La indignación como herramienta política. Por José Manuel Guzmán Ibarra

El PLD en el pasado usó la denuncia contra los gobiernos corruptos. Balaguer mismo, en los breves momentos en que le tocó ser oposición, hizo lo propio. El PRD tradicional, aunque golpeado con sus propios escándalos nunca renunció a la denuncia de actos de corrupción. En esos tiempos, la población tomaba y dejaba, porque el elemento electoralista resultaba demasiado evidente.
Las encuestas, por años, evidenciaban, aunque los denunciadores profesionales se negaban a admitirlo, que el ciudadano dominicano no era, digamos, muy dado a condenar los hechos de corrupción (o el enriquecimiento fácil) siempre que se hubiera una de dos cosas: o que el corrupto no fuera el de “mi preferencia” o que las cosas que se esperaban del gobierno, las que fueran, se hicieran.
El debate, ante esas denuncias, se enrarecía, se subía de tono, especialmente en períodos electorales, se tornaba ruidoso, pero sus efectos concretos eran al menos cuestionables. Los resultados electorales no respondían a esas denuncias. Hoy día hay dos grandes diferencias: una, el desgaste natural de largos periodos en el poder del partido gobernante y que el escándalo de corrupción ha sido internacional, por una confesión de una empresa transnacional.

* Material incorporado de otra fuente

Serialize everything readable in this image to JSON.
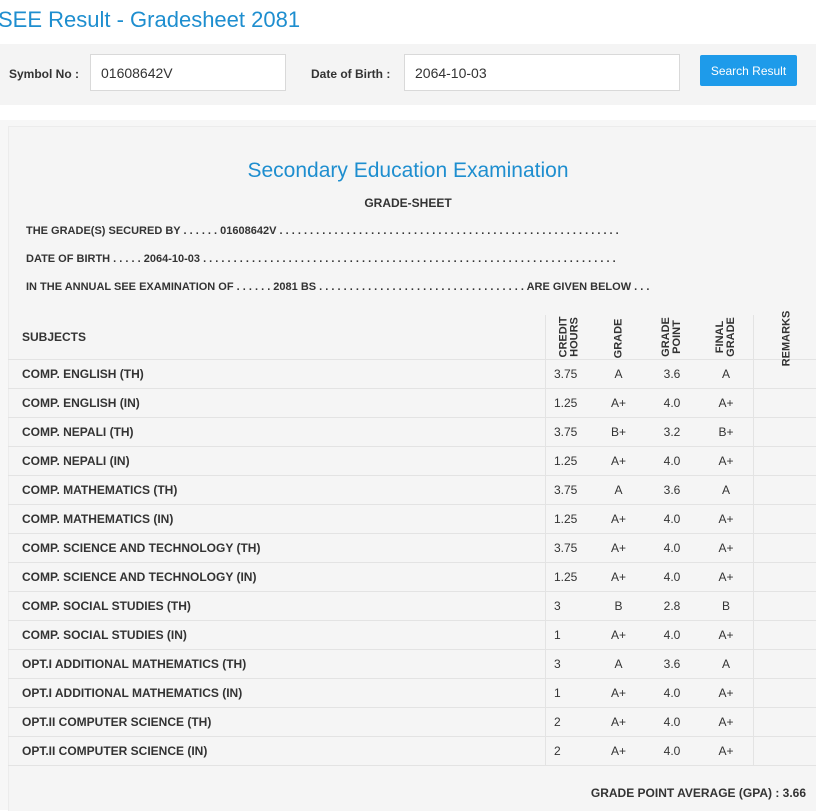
{
  "page": {
    "heading": "SEE Result - Gradesheet 2081"
  },
  "search": {
    "symbol_label": "Symbol No :",
    "symbol_value": "01608642V",
    "dob_label": "Date of Birth :",
    "dob_value": "2064-10-03",
    "button_label": "Search Result"
  },
  "sheet": {
    "title": "Secondary Education Examination",
    "subtitle": "GRADE-SHEET",
    "line_secured": "THE GRADE(S) SECURED BY . . . . . . 01608642V . . . . . . . . . . . . . . . . . . . . . . . . . . . . . . . . . . . . . . . . . . . . . . . . . . . . . . . .",
    "line_dob": "DATE OF BIRTH . . . . . 2064-10-03 . . . . . . . . . . . . . . . . . . . . . . . . . . . . . . . . . . . . . . . . . . . . . . . . . . . . . . . . . . . . . . . . . . . .",
    "line_exam": "IN THE ANNUAL SEE EXAMINATION OF . . . . . . 2081 BS . . . . . . . . . . . . . . . . . . . . . . . . . . . . . . . . . . ARE GIVEN BELOW . . .",
    "headers": {
      "subjects": "SUBJECTS",
      "credit_hours": "CREDIT\nHOURS",
      "grade": "GRADE",
      "grade_point": "GRADE\nPOINT",
      "final_grade": "FINAL\nGRADE",
      "remarks": "REMARKS"
    },
    "rows": [
      {
        "subject": "COMP. ENGLISH (TH)",
        "credit": "3.75",
        "grade": "A",
        "gp": "3.6",
        "final": "A",
        "remarks": ""
      },
      {
        "subject": "COMP. ENGLISH (IN)",
        "credit": "1.25",
        "grade": "A+",
        "gp": "4.0",
        "final": "A+",
        "remarks": ""
      },
      {
        "subject": "COMP. NEPALI (TH)",
        "credit": "3.75",
        "grade": "B+",
        "gp": "3.2",
        "final": "B+",
        "remarks": ""
      },
      {
        "subject": "COMP. NEPALI (IN)",
        "credit": "1.25",
        "grade": "A+",
        "gp": "4.0",
        "final": "A+",
        "remarks": ""
      },
      {
        "subject": "COMP. MATHEMATICS (TH)",
        "credit": "3.75",
        "grade": "A",
        "gp": "3.6",
        "final": "A",
        "remarks": ""
      },
      {
        "subject": "COMP. MATHEMATICS (IN)",
        "credit": "1.25",
        "grade": "A+",
        "gp": "4.0",
        "final": "A+",
        "remarks": ""
      },
      {
        "subject": "COMP. SCIENCE AND TECHNOLOGY (TH)",
        "credit": "3.75",
        "grade": "A+",
        "gp": "4.0",
        "final": "A+",
        "remarks": ""
      },
      {
        "subject": "COMP. SCIENCE AND TECHNOLOGY (IN)",
        "credit": "1.25",
        "grade": "A+",
        "gp": "4.0",
        "final": "A+",
        "remarks": ""
      },
      {
        "subject": "COMP. SOCIAL STUDIES (TH)",
        "credit": "3",
        "grade": "B",
        "gp": "2.8",
        "final": "B",
        "remarks": ""
      },
      {
        "subject": "COMP. SOCIAL STUDIES (IN)",
        "credit": "1",
        "grade": "A+",
        "gp": "4.0",
        "final": "A+",
        "remarks": ""
      },
      {
        "subject": "OPT.I ADDITIONAL MATHEMATICS (TH)",
        "credit": "3",
        "grade": "A",
        "gp": "3.6",
        "final": "A",
        "remarks": ""
      },
      {
        "subject": "OPT.I ADDITIONAL MATHEMATICS (IN)",
        "credit": "1",
        "grade": "A+",
        "gp": "4.0",
        "final": "A+",
        "remarks": ""
      },
      {
        "subject": "OPT.II COMPUTER SCIENCE (TH)",
        "credit": "2",
        "grade": "A+",
        "gp": "4.0",
        "final": "A+",
        "remarks": ""
      },
      {
        "subject": "OPT.II COMPUTER SCIENCE (IN)",
        "credit": "2",
        "grade": "A+",
        "gp": "4.0",
        "final": "A+",
        "remarks": ""
      }
    ],
    "gpa_text": "GRADE POINT AVERAGE (GPA) : 3.66"
  },
  "colors": {
    "accent": "#1e8ecf",
    "button": "#1e9bea"
  }
}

El fenómeno ha generado indignación en media docena de países. El fenómeno de ciudadanos indignados ante distintos hechos de corrupción es mundial. En España, por ejemplo, dio, entre crisis económica y las denuncias de corrupción -que llegaron a tocar a un ex director del FMI y activo político del gobernante Partido Popular, Rodrigo Rato- al nacimiento de un partido nuevo, con propuestas muy radicales y con un discurso que promueve y trata de profundizar la indignación, como lo es el partido morado español, Podemos.
Sin embargo, la indignación como muchos sentimientos en negativo, movilizan, eso no puede negarse, pero no suelen germinar con buenos frutos. La indignación social termina recogiendo todas las indignaciones y por eso se plantea como movilizadora, y como una herramienta política. Los movimientos sociales, aquí y allá, se empoderan, los políticos nuevos, o los de oposición, no desaprovechan esas no tan comunes olas de indignada movilidad social.
¿Qué puede hacer un gobierno que sufre directamente los dardos de la indignación? Lo primero, no alimentarlos, pero no solamente como una estrategia de comunicación, si no como una actitud y acción concretas de mejoría en los actos públicos y de transparencia, sin caer en el oportunismo. Lo segundo, tratar de leer correctamente las motivaciones de la indignación, que no son simples, ni homogéneas. Tercero, recordar que la indignación es un sentimiento y no un manifiesto político, aunque a veces quiera dársele ese contenido. El objetivo de dañar un buen gobierno, no puede soslayarse de las intenciones, aunque tampoco reducirse a ello.
El sentimiento hay que atenderlo. La gente sigue esperando que los gobiernos respondan sus requerimientos de mejores servicios, más seguridad ciudadana, mejor viabilidad, mejor servicio eléctrico, menos arrogancia en los funcionarios, etc… y en mi opinión, esas cosas tienen que atenderse con una gran reforma integral, que por un lado garantice transparencia y eficiencias administrativas y, por el otro, una mejoría radical en el modelo económico, que dinamice los sectores productivos y privados. Si nos quedamos en la indignación (con o sin manifiesto) tendremos a la puerta gobiernos y medidas populistas, y quizá otra oleada de indignaciones… sólo que retrocediendo en lo avanzado y con más costos económicos y sociales.